Home > Content > Adultry Web Site That Exposed Thousands Of Australians Settles

Adultry Web Site That Exposed Thousands Of Australians Settles

When adultery web site Ashley Madison was hacked the details of tens of thousands of Australians, who had registered in the hope of snagging an affair were exposed. Now the Company is set to fork up millions to US nationals who were among the 37 million USA users who were affected.

Over the weekend the owner of the Ashley Madison site agreed to pay $11.2 million to settle U.S. litigation brought on behalf of roughly 37 million US users whose personal details were exposed in a July 2015 data breach.

There was no mention of whether registered Australian users would be compensated.

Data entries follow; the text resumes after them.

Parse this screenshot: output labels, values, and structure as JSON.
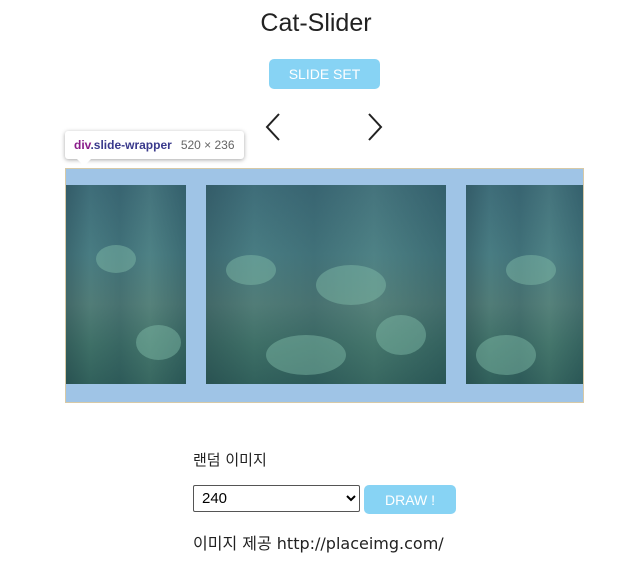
{
  "header": {
    "title": "Cat-Slider"
  },
  "controls": {
    "slide_set_label": "SLIDE SET",
    "prev_icon": "chevron-left-icon",
    "next_icon": "chevron-right-icon"
  },
  "devtools_tooltip": {
    "tag": "div",
    "class_name": ".slide-wrapper",
    "size": "520 × 236"
  },
  "slider": {
    "slides": [
      "forest-image",
      "forest-image",
      "forest-image"
    ],
    "background_color": "#9fc4e6"
  },
  "random_image": {
    "label": "랜덤 이미지",
    "selected_size": "240",
    "draw_label": "DRAW !",
    "provider_prefix": "이미지 제공",
    "provider_url": "http://placeimg.com/"
  },
  "colors": {
    "accent": "#87d3f4"
  }
}
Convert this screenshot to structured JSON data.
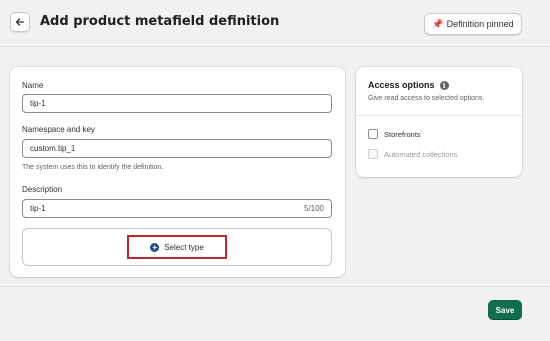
{
  "header": {
    "back_icon": "arrow-left-icon",
    "title": "Add product metafield definition",
    "pin_button_label": "Definition pinned",
    "pin_icon": "pin-icon"
  },
  "form": {
    "name_label": "Name",
    "name_value": "tip-1",
    "namespace_label": "Namespace and key",
    "namespace_value": "custom.tip_1",
    "namespace_help": "The system uses this to identify the definition.",
    "description_label": "Description",
    "description_value": "tip-1",
    "description_counter": "5/100",
    "select_type_label": "Select type",
    "select_type_icon": "plus-circle-icon"
  },
  "access": {
    "title": "Access options",
    "info_icon": "info-icon",
    "subtitle": "Give read access to selected options.",
    "options": [
      {
        "label": "Storefronts",
        "checked": false,
        "disabled": false
      },
      {
        "label": "Automated collections",
        "checked": false,
        "disabled": true
      }
    ]
  },
  "footer": {
    "save_label": "Save"
  },
  "colors": {
    "primary": "#0f6e4b",
    "highlight": "#c0262d",
    "background": "#f1f1f1"
  }
}
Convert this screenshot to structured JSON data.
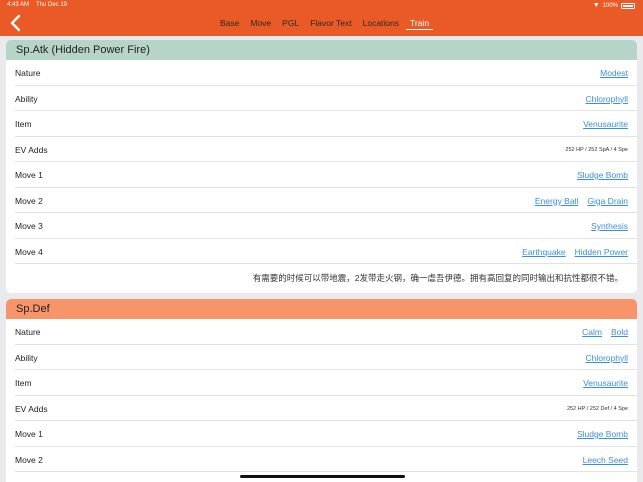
{
  "status": {
    "time": "4:43 AM",
    "date": "Thu Dec 19",
    "battery": "100%"
  },
  "nav": {
    "tabs": [
      "Base",
      "Move",
      "PGL",
      "Flavor Text",
      "Locations",
      "Train"
    ],
    "active_tab": "Train"
  },
  "colors": {
    "accent": "#ea5a26",
    "header_spatk": "#b7d4c9",
    "header_spdef": "#f7946a",
    "link": "#3a8ee0"
  },
  "builds": [
    {
      "title": "Sp.Atk (Hidden Power Fire)",
      "rows": [
        {
          "label": "Nature",
          "values": [
            "Modest"
          ]
        },
        {
          "label": "Ability",
          "values": [
            "Chlorophyll"
          ]
        },
        {
          "label": "Item",
          "values": [
            "Venusaurite"
          ]
        },
        {
          "label": "EV Adds",
          "ev": "252 HP / 252 SpA / 4 Spe"
        },
        {
          "label": "Move 1",
          "values": [
            "Sludge Bomb"
          ]
        },
        {
          "label": "Move 2",
          "values": [
            "Energy Ball",
            "Giga Drain"
          ]
        },
        {
          "label": "Move 3",
          "values": [
            "Synthesis"
          ]
        },
        {
          "label": "Move 4",
          "values": [
            "Earthquake",
            "Hidden Power"
          ]
        }
      ],
      "note": "有需要的时候可以带地震，2发带走火钢，确一虐吾伊德。拥有高回复的同时输出和抗性都很不错。"
    },
    {
      "title": "Sp.Def",
      "rows": [
        {
          "label": "Nature",
          "values": [
            "Calm",
            "Bold"
          ]
        },
        {
          "label": "Ability",
          "values": [
            "Chlorophyll"
          ]
        },
        {
          "label": "Item",
          "values": [
            "Venusaurite"
          ]
        },
        {
          "label": "EV Adds",
          "ev": "252 HP / 252 Def / 4 Spe"
        },
        {
          "label": "Move 1",
          "values": [
            "Sludge Bomb"
          ]
        },
        {
          "label": "Move 2",
          "values": [
            "Leech Seed"
          ]
        }
      ]
    }
  ]
}
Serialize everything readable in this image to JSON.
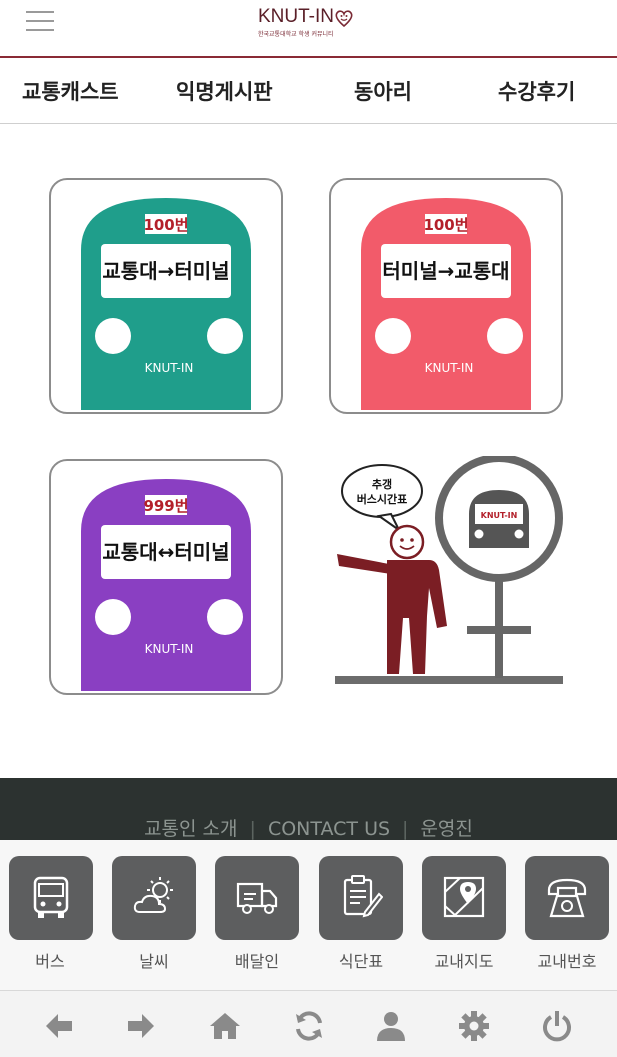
{
  "header": {
    "logo_text": "KNUT-IN",
    "logo_subtitle": "한국교통대학교 학생 커뮤니티"
  },
  "nav": {
    "items": [
      {
        "label": "교통캐스트"
      },
      {
        "label": "익명게시판"
      },
      {
        "label": "동아리"
      },
      {
        "label": "수강후기"
      }
    ]
  },
  "tiles": [
    {
      "route_no": "100번",
      "route": "교통대→터미널",
      "brand": "KNUT-IN",
      "color": "#1f9e8b"
    },
    {
      "route_no": "100번",
      "route": "터미널→교통대",
      "brand": "KNUT-IN",
      "color": "#f25b6a"
    },
    {
      "route_no": "999번",
      "route": "교통대↔터미널",
      "brand": "KNUT-IN",
      "color": "#8a3fc2"
    },
    {
      "speech": [
        "추갱",
        "버스시간표"
      ],
      "stop_brand": "KNUT-IN",
      "person_color": "#7b1e24"
    }
  ],
  "footer": {
    "links": [
      "교통인 소개",
      "CONTACT US",
      "운영진"
    ]
  },
  "quick": {
    "items": [
      {
        "label": "버스",
        "icon": "bus-icon"
      },
      {
        "label": "날씨",
        "icon": "weather-icon"
      },
      {
        "label": "배달인",
        "icon": "delivery-truck-icon"
      },
      {
        "label": "식단표",
        "icon": "menu-notepad-icon"
      },
      {
        "label": "교내지도",
        "icon": "map-icon"
      },
      {
        "label": "교내번호",
        "icon": "telephone-icon"
      }
    ]
  },
  "bottom_bar": {
    "icons": [
      "back-arrow-icon",
      "forward-arrow-icon",
      "home-icon",
      "refresh-icon",
      "user-icon",
      "settings-icon",
      "power-icon"
    ]
  }
}
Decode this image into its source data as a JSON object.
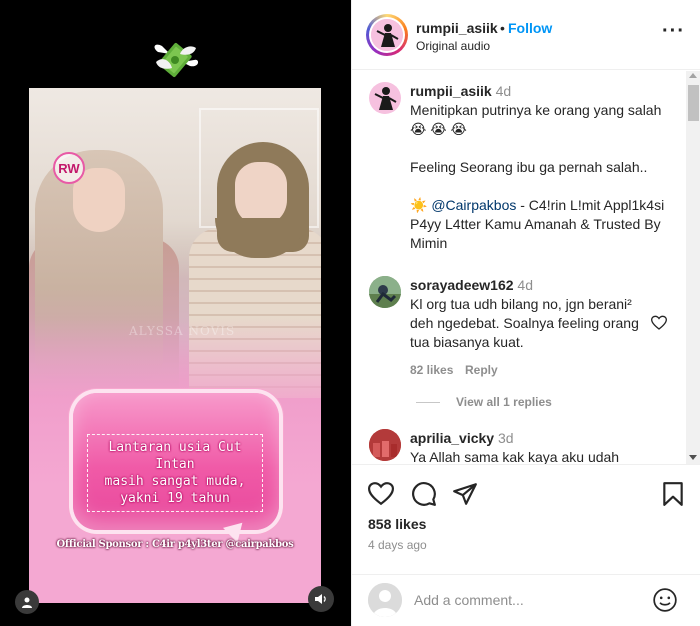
{
  "media": {
    "logo_text": "RW",
    "watermark": "ALYSSA NOVIS",
    "caption_lines": [
      "Lantaran usia Cut Intan",
      "masih sangat muda,",
      "yakni 19 tahun"
    ],
    "sponsor": "Official Sponsor : C4ir p4yl3ter @cairpakbos"
  },
  "header": {
    "username": "rumpii_asiik",
    "dot": "•",
    "follow_label": "Follow",
    "audio": "Original audio",
    "more_label": "···"
  },
  "caption_post": {
    "username": "rumpii_asiik",
    "time": "4d",
    "line1": "Menitipkan putrinya ke orang yang salah 😭 😭 😭",
    "line2": "Feeling Seorang ibu ga pernah salah..",
    "sponsor_emoji": "☀️",
    "mention": "@Cairpakbos",
    "sponsor_text": " - C4!rin L!mit Appl1k4si P4yy L4tter Kamu Amanah & Trusted By Mimin"
  },
  "comments": [
    {
      "username": "sorayadeew162",
      "time": "4d",
      "text": "Kl org tua udh bilang no, jgn berani² deh ngedebat. Soalnya feeling orang tua biasanya kuat.",
      "likes": "82 likes",
      "reply_label": "Reply",
      "view_replies": "View all 1 replies"
    },
    {
      "username": "aprilia_vicky",
      "time": "3d",
      "text": "Ya Allah sama kak kaya aku udah"
    }
  ],
  "actions": {
    "likes": "858 likes",
    "posted": "4 days ago"
  },
  "add_comment": {
    "placeholder": "Add a comment..."
  },
  "colors": {
    "accent": "#0095f6",
    "pink": "#f05aa7"
  }
}
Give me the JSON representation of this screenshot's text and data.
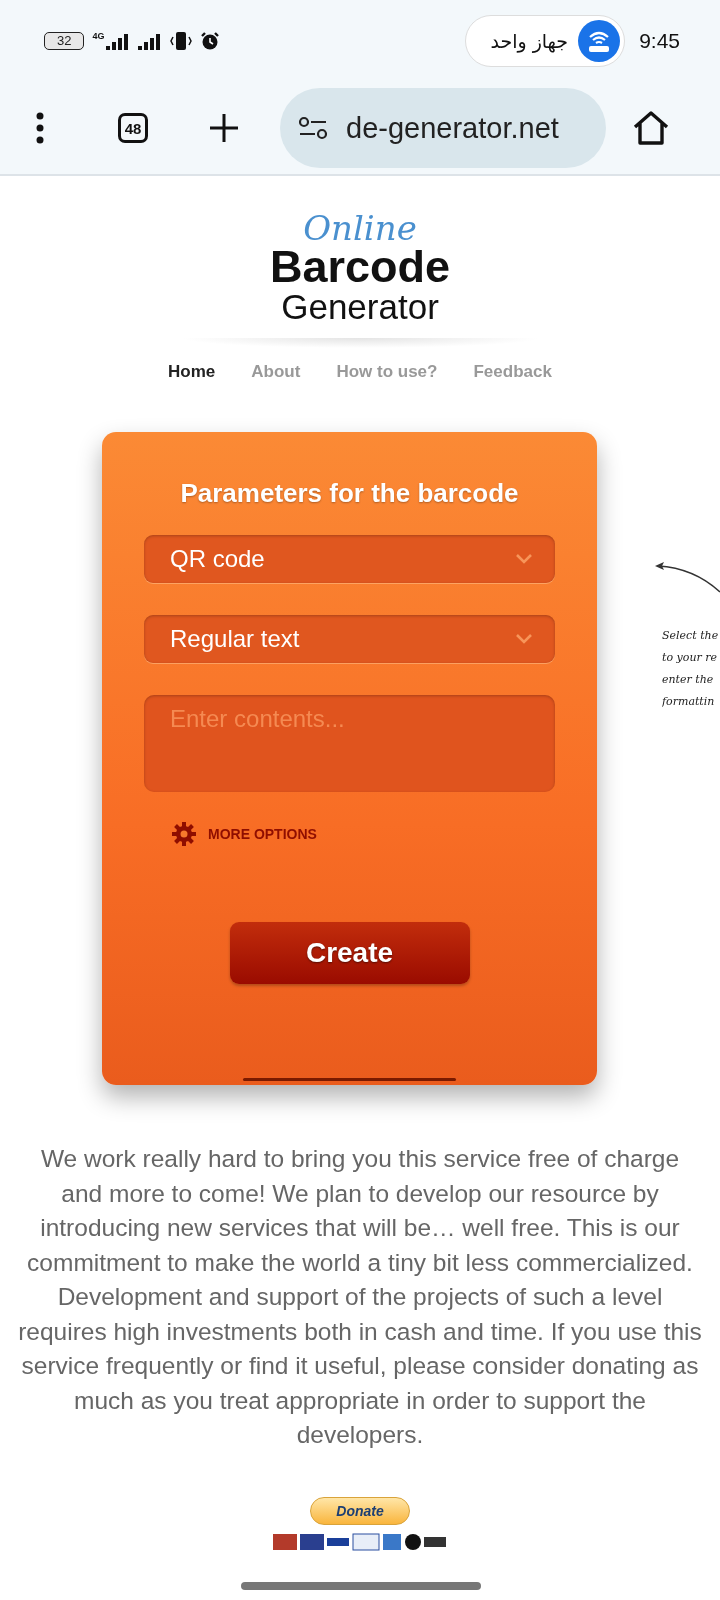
{
  "status_bar": {
    "battery": "32",
    "network": "4G",
    "chip_label": "جهاز واحد",
    "time": "9:45"
  },
  "browser": {
    "tab_count": "48",
    "url": "de-generator.net"
  },
  "logo": {
    "script": "Online",
    "title": "Barcode",
    "subtitle": "Generator"
  },
  "nav": [
    {
      "label": "Home",
      "selected": true
    },
    {
      "label": "About",
      "selected": false
    },
    {
      "label": "How to use?",
      "selected": false
    },
    {
      "label": "Feedback",
      "selected": false
    }
  ],
  "form": {
    "title": "Parameters for the barcode",
    "selects": [
      {
        "value": "QR code"
      },
      {
        "value": "Regular text"
      }
    ],
    "contents": {
      "placeholder": "Enter contents..."
    },
    "more_options": "MORE OPTIONS",
    "create_button": "Create"
  },
  "annotation": {
    "lines": [
      "Select the",
      "to your re",
      "enter the",
      "formattin"
    ]
  },
  "message": "We work really hard to bring you this service free of charge and more to come! We plan to develop our resource by introducing new services that will be… well free. This is our commitment to make the world a tiny bit less commercialized. Development and support of the projects of such a level requires high investments both in cash and time. If you use this service frequently or find it useful, please consider donating as much as you treat appropriate in order to support the developers.",
  "donate": {
    "button": "Donate"
  }
}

Ruby Corporation, formerly known as Avid Life Media denied wrongdoing in agreeing to the preliminary class-action settlement, which requires approval by a US federal judge.

Ashley Madison marketed itself to help people, primarily men, cheat on their spouses, and was known for its slogan “Life is short. Have an affair.”

In Australian 28% of those registered were women.

The data breach cost Ruby which is a private Company more than a quarter of its revenue, and prompted the Company to spend millions of dollars to improve security and user privacy.

Last December, Ruby agreed to pay $1.66 million to settle a probe by the U.S. Federal Trade Commission and several states into lax data security and deceptive practices, also without admitting liability.

According to Friday’s settlement, users with valid claims can recoup up to $3,500 depending on how well they can document their losses attributable to the breach.

Layn Phillips, a former federal judge who mediated the settlement, said in a court filing that the accord offered “a valuable recovery for the class in the face of many obstacles,” including Ruby’s preference that victims arbitrate their claims.

Lawyers for Ashley Madison users may receive up to one-third of the $11.2 million payout to cover legal fees, court papers reveal.